Na continuação da abordagem a «L’Horloger de Saint Paul» de Bertrand Tavernier, vale a pena salientar que ele sentiu-se na pele de Samuel Fuller quando este dizia da necessidade de rodar filmes sempre que sentisse cólera contra algo. Ora Tavernier estava indignado com um certo confortozinho autossatisfeito bem francês existente no rescaldo do maio de 68. O juiz de Lyon, que lhe emprestara as instalações para a rodagem das cenas de tribunal dissera-lhe que mais de metade dos pais dos miúdos a quem julgava pediam-lhe penas mais pesadas do que a legislação lhe permitia.
Era contra esse tipo de pessoas, que Tavernier queria fazer o filme, a quem atribuía as culpas pelo ambiente social asfixiante e cobarde. Daí a cena em que se vê uma mulher entrevistada por uma televisão sensacionalista, sem pudor em dizer que “os jovens comportam-se mal porque lhes dão demasiadas liberdades.” Ou que um adjunto de Guiboud fale da obscenidade de um filme apresentado em Cannes, «La Grande Bouffe» (onde um dos atores era precisamente Philippe Noiret).

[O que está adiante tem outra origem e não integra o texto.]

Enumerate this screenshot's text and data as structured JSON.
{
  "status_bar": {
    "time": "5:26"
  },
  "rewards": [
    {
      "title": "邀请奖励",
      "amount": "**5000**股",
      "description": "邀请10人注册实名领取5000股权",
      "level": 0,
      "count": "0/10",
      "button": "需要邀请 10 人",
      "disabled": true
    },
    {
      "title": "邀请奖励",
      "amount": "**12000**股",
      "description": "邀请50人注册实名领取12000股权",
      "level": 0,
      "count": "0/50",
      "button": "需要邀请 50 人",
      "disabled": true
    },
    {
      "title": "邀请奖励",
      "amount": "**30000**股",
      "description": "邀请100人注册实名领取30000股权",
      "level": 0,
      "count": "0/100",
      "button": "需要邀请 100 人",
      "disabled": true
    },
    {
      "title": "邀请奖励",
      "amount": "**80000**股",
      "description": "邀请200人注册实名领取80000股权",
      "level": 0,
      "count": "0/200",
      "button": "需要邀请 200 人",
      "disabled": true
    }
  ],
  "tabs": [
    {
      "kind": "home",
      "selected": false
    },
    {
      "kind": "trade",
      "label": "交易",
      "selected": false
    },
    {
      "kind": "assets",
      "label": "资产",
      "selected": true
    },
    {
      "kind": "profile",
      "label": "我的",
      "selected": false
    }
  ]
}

Tavernier nunca escondeu as simpatias de esquerda, o que lhe valeu a estigmatização de muitos dos seus detratores. Mas a forma de fazer um tipo de cinema político não o impedia de dar prioridade à vertente humana das suas personagens. Estes nunca são estereótipos destinados a ilustrar mensagens direcionadas, surgindo-nos como pessoas reais, de carne e osso, que se interrogam e evoluem. O comissário Guiboud não é um bronco, mas um homem culto e tolerante. E Michel é o tipo de pai, que se esforça por compreender as causas e as circunstâncias em que o seu filho se tornou num assassino. Por isso em vez de procurar argumentos para invocar circunstâncias atenuantes, tenta compreende-lo na integralidade, na sua verdadeira essência.
Será essa, afinal, de melhor se sentir próximo dele!